When I was overweight, everyone wanted to just blame everything on the fact that I was just…overweight. Now, after losing all of this weight, they still want to call you “fat” and tell you to lose weight. What those people, doctors included, don’t know is how mentally scarring their words can be. Telling someone who is struggling with loving themselves and their body, to just lose weight, can cause a lifetime of pain.
Let’s Work Together
Instead, why don’t we help each other! Be there for people who may be struggling. How can I help empathize with them and try to understand the reasons as to why they are struggling? How can I help someone with body image issues or mental health issues? Instead of tearing them down and putting them down…motivate them in a positive way. We need to find a better way to help people with these diseases and disorders. Whether it be obesity, body image issues, or people not loving and caring for themselves they are still people and still need love and respect and maybe a little help. We need to find better words, and be more loving toward people, especially when we know they are struggling.

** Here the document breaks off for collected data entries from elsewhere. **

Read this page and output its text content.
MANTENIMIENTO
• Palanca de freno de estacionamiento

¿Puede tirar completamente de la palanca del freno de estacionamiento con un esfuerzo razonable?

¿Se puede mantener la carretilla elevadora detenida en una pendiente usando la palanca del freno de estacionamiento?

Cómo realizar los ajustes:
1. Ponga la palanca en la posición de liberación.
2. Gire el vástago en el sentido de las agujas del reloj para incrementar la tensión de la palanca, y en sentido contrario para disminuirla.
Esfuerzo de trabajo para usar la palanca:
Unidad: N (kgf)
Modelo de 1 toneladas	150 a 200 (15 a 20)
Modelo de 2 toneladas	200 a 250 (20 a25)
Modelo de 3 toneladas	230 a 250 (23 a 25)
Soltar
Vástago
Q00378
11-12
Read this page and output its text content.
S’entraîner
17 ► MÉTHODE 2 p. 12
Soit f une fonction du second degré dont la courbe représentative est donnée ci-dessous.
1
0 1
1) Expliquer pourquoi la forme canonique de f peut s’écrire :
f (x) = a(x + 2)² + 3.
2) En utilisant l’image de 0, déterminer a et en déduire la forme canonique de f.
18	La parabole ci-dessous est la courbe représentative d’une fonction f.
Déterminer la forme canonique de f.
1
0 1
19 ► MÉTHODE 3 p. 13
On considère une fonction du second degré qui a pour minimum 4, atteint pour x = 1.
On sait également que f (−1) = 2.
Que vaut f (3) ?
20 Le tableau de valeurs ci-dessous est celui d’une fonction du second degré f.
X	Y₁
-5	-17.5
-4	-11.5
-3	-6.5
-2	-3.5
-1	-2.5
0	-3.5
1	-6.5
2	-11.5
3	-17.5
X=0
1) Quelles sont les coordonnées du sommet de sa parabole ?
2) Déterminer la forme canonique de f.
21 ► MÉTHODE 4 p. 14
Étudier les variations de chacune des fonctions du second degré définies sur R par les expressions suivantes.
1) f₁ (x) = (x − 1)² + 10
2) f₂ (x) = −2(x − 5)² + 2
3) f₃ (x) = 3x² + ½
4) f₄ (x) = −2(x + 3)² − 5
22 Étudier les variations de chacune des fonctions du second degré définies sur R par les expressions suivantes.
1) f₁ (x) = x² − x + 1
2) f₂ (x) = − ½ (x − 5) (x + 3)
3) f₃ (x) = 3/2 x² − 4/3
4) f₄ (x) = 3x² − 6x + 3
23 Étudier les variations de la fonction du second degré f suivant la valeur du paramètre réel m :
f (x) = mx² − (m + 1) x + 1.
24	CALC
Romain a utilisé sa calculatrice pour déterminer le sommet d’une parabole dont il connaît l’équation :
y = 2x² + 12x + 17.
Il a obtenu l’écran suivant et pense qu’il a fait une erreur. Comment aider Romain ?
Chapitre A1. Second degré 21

So many people are struggling with not loving themselves or their bodies. Instead of putting others down, or making fun of them, why don’t we help others learn to love themselves, respect themselves and help each other live the best life that they can instead of tearing them down? We must watch our words and remember that how we treat others affects them. The effects of our words and actions can be positive or negative, we just need to be aware of this and remember how we talk to and treat people can help or harm them even if we don’t mean to.
Body Shaming Hurts
SO…YES, it hurts when strangers try to put me down or body shame me but it especially hurts when people who know me do it. The hurt I feel from them only lights the fire that is deep down within my soul and makes me want to fight harder, not just for myself, but for others. I love myself enough to keep fighting. I deserve to love my body and myself and I will not accept anyone telling me I need to change my body because it is not what they think it should be. We have to be strong enough to know that what others say about us, does not define us. We must make loving ourselves a priority!
For me, self-love is just not important for me, it is necessary. When we have self-love, we can conquer anything. Yes we still may get hurt, and feel insecure or feel like we wish we could change who we are, but for me, I am able to cry, meltdown, scream or yell…and move on. Without self-love, I would just sit, stuck with my negative feelings and continue to feel that way. I will figure out why I am so swollen and I will continue to love myself while I embark on that journey. No matter what anyone wants to say, I am just going to keep moving forward with love!